CPP Investments finds younger Canadians and women fear outliving retirement savings the most
A growing number of Canadians are anxious about retirement finances, with more than six in ten (61 percent) expressing fears of running out of money during their retirement, according to a new CPP Investments survey.
Younger Canadians and women are particularly concerned, with 67 percent of those aged 28 to 44 fearing insufficient income in retirement.
This group attributes their anxiety to a lack of savings and an absence of a clear retirement plan. Women also report higher levels of worry, with 66 percent saying their savings may not be sufficient, compared to 56 percent of men.
Confidence about retirement, the survey finds, increases when individuals have a financial plan. For non-retirees, a retirement plan was a leading factor in reducing fears of outliving retirement funds.
CPP benefits play a significant role in alleviating these concerns, with 73 percent of respondents indicating they rely on, or plan to rely on, the CPP as a portion of their retirement income.
Michel Leduc, senior managing director and global head of Public Affairs and Communications at CPP Investments, noted the importance of confidence in shaping financial planning and decision-making.

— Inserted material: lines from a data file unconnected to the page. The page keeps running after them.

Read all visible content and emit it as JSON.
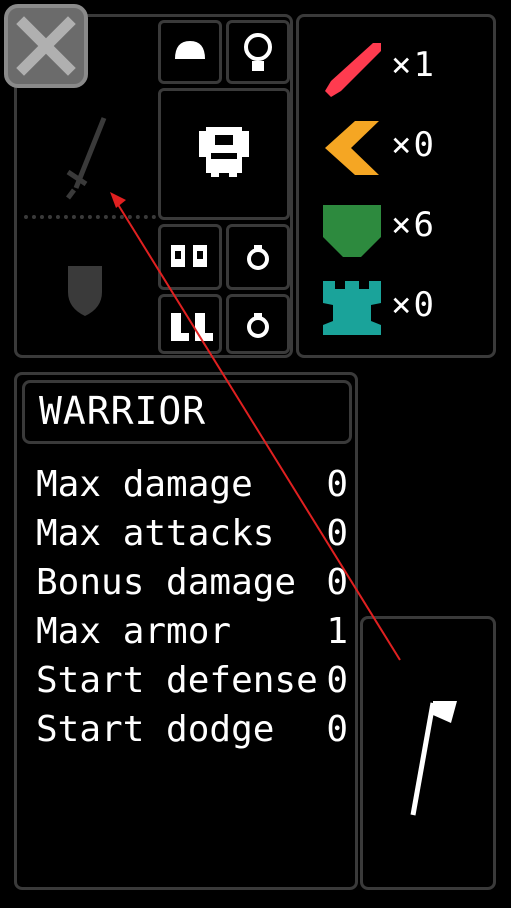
{
  "close_button": {
    "icon": "close-icon"
  },
  "resources": [
    {
      "icon": "sword-icon",
      "color": "#ff3b4f",
      "count": "×1"
    },
    {
      "icon": "chevron-icon",
      "color": "#f5a623",
      "count": "×0"
    },
    {
      "icon": "shield-icon",
      "color": "#2d8a3e",
      "count": "×6"
    },
    {
      "icon": "tower-icon",
      "color": "#1aa39a",
      "count": "×0"
    }
  ],
  "character": {
    "class_name": "WARRIOR",
    "stats": [
      {
        "label": "Max damage",
        "value": "0"
      },
      {
        "label": "Max attacks",
        "value": "0"
      },
      {
        "label": "Bonus damage",
        "value": "0"
      },
      {
        "label": "Max armor",
        "value": "1"
      },
      {
        "label": "Start defense",
        "value": "0"
      },
      {
        "label": "Start dodge",
        "value": "0"
      }
    ]
  },
  "colors": {
    "border": "#3a3a3a",
    "background": "#000000",
    "text": "#ffffff",
    "annotation": "#e02020"
  }
}
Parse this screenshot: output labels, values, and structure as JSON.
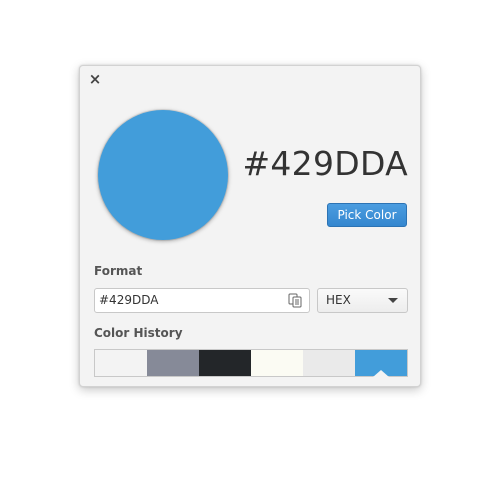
{
  "dialog": {
    "close_glyph": "×",
    "current_color": "#429DDA",
    "hex_title": "#429DDA",
    "pick_button_label": "Pick Color"
  },
  "format": {
    "label": "Format",
    "input_value": "#429DDA",
    "selected_format": "HEX",
    "copy_icon": "copy-icon"
  },
  "history": {
    "label": "Color History",
    "colors": [
      "#f3f3f3",
      "#868a98",
      "#232629",
      "#fbfbf3",
      "#eaeaea",
      "#429dda"
    ],
    "selected_index": 5
  },
  "colors": {
    "accent": "#3d8fd6",
    "background": "#f3f3f3"
  }
}
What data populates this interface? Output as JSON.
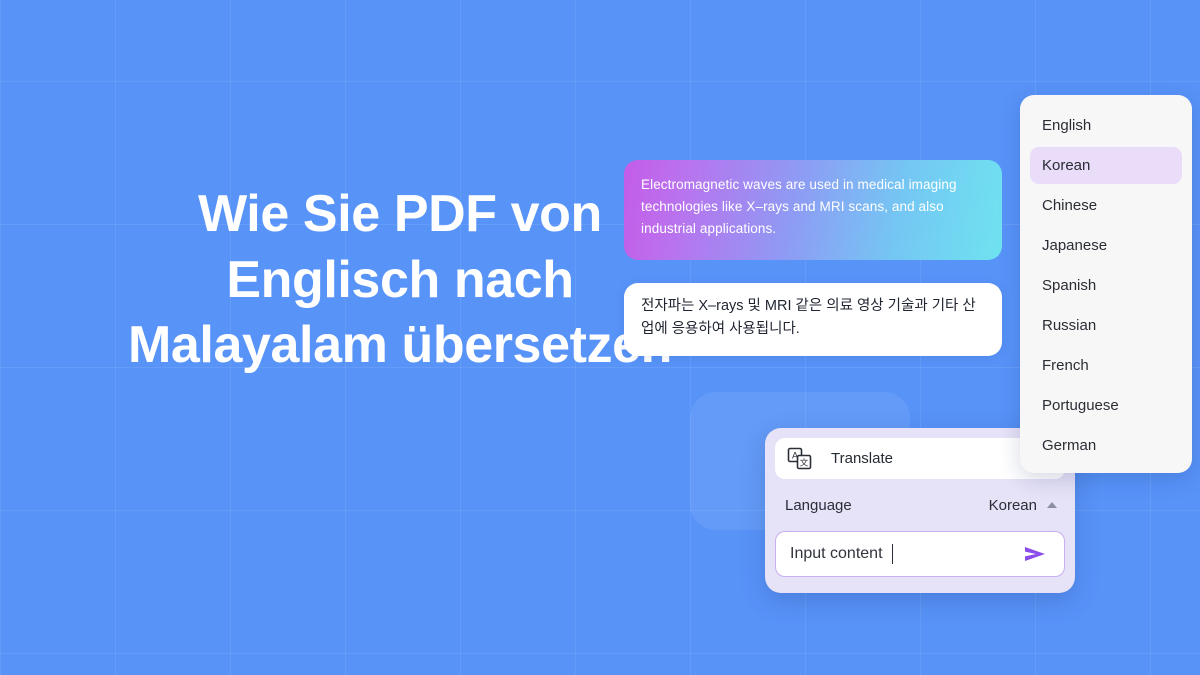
{
  "background": {
    "color": "#5893f8",
    "grid": true
  },
  "headline": {
    "text": "Wie Sie PDF von Englisch nach Malayalam übersetzen"
  },
  "source_bubble": {
    "text": "Electromagnetic waves are used in medical imaging technologies like X–rays and MRI scans, and also industrial applications.",
    "gradient_from": "#c45ce8",
    "gradient_to": "#6fe3f0"
  },
  "target_bubble": {
    "text": "전자파는 X–rays 및 MRI 같은 의료 영상 기술과 기타 산업에 응용하여 사용됩니다."
  },
  "language_menu": {
    "selected": "Korean",
    "highlight_color": "#e9ddfa",
    "items": [
      {
        "label": "English"
      },
      {
        "label": "Korean"
      },
      {
        "label": "Chinese"
      },
      {
        "label": "Japanese"
      },
      {
        "label": "Spanish"
      },
      {
        "label": "Russian"
      },
      {
        "label": "French"
      },
      {
        "label": "Portuguese"
      },
      {
        "label": "German"
      }
    ]
  },
  "translate_panel": {
    "title": "Translate",
    "title_icon": "translate-icon",
    "language_label": "Language",
    "language_value": "Korean",
    "chevron_icon": "chevron-up-icon",
    "input_placeholder": "Input content",
    "input_value": "",
    "send_icon": "send-icon",
    "send_color": "#8b4dea",
    "panel_color": "#e6e2f7"
  }
}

He stated that “running out of money in retirement is a real worry for Canadians,” particularly as life expectancy continues to rise.
Leduc emphasized that the CPP provides essential security, explaining, “One thing that Canadians have that protects them against this risk is the CPP because your benefits are payable as long as you live and indexed to inflation.”
He believes understanding the CPP’s role as a stable source of retirement income could help reduce financial anxiety and foster long-term planning.
Over the past year, Canadians have increased their estimates of how much they will need for retirement. For those who offered specific figures, the expected annual income required during retirement rose from $50,000 to $55,000.
In terms of total savings, expectations increased from $700,000 to $900,000, with the largest jump observed among those experiencing daily financial stress or lacking a retirement plan. Nonetheless, around half of the survey participants expressed uncertainty about how much they will need to save.
Leduc highlighted that Canadians contribute to their retirement through CPP payments.
He added that “working Canadians are already saving for their retirement through their CPP contributions,” emphasizing that the CPP, through CPP Investments, “will be there for them and for generations to come.”
Financial stress remains a significant issue for young Canadians, with 63 percent of those aged 18 to 24 expressing worry about making the right financial decisions. This anxiety gradually decreases with age, with only 33 percent of those 65 and older reporting similar concerns.
Leduc acknowledged the challenge for younger individuals, saying, “The younger generation is particularly stressed about their finances. This underscores the importance of building a solid understanding of your personal finances and seeking resources to improve financial literacy to help you manage money more effectively.”
He added that recognizing CPP as a foundation for retirement might alleviate some stress, making retirement goals feel more attainable.